Standing on a cracked concrete slab, her yellow bowls in procession down to Honouliuli Stream, Winchester remarked, “That spring, by the time I got to Tule Lake, I asked Kenneth Dowd, with the National Park Service, 'Do you ever see any trouble?' He said, 'I can tell you one thing, since Mr. Trump invoked internment for the Japanese people,' he said, 'there’s been a lot of people coming specifically to find out how internment worked, because they heard it was a solution to the Muslim problem.'”
Winchester’s Yellow Bowl Project is subtitled, Freedom from Fear.
Winchester notes about those incarcerated, "In the end, evidence shows that they were Americans, they were loyal. Nobody had every committed an act of espionage or treason. Ironically, there were 18 people who were tried for spying for the Japanese government.

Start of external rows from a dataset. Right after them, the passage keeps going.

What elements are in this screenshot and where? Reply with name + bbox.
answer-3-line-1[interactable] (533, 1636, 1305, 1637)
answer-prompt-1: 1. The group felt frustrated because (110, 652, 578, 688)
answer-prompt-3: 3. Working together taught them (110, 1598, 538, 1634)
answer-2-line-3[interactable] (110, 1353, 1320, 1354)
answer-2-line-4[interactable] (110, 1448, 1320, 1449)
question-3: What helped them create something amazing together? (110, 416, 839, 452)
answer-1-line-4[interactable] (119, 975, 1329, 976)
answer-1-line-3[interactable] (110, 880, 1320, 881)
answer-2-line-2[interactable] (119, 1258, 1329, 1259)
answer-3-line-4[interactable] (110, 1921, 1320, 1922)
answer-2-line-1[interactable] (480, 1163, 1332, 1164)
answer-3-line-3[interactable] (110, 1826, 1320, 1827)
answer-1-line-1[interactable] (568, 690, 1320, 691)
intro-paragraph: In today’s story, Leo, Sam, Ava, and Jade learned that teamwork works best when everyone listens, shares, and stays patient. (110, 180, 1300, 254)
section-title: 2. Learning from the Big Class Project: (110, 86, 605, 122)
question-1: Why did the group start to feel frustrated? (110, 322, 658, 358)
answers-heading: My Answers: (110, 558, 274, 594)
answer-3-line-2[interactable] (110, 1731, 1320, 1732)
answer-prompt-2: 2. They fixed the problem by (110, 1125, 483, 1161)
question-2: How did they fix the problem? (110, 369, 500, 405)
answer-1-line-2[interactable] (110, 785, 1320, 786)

They were all Caucasian."
Official designation as the Honouliuli National Monument assures the preservation of Hawai‘i’s largest and longest operating incarceration camp site. Preparations and planning continue toward more public access.
Currently, once a month, JCCH guides bring the hardships of imprisonment to life with stories, poems, pictures, even a song. In addition, JCCH has prepared a curriculum guide for high school students. Check the JCCH education center for more on that.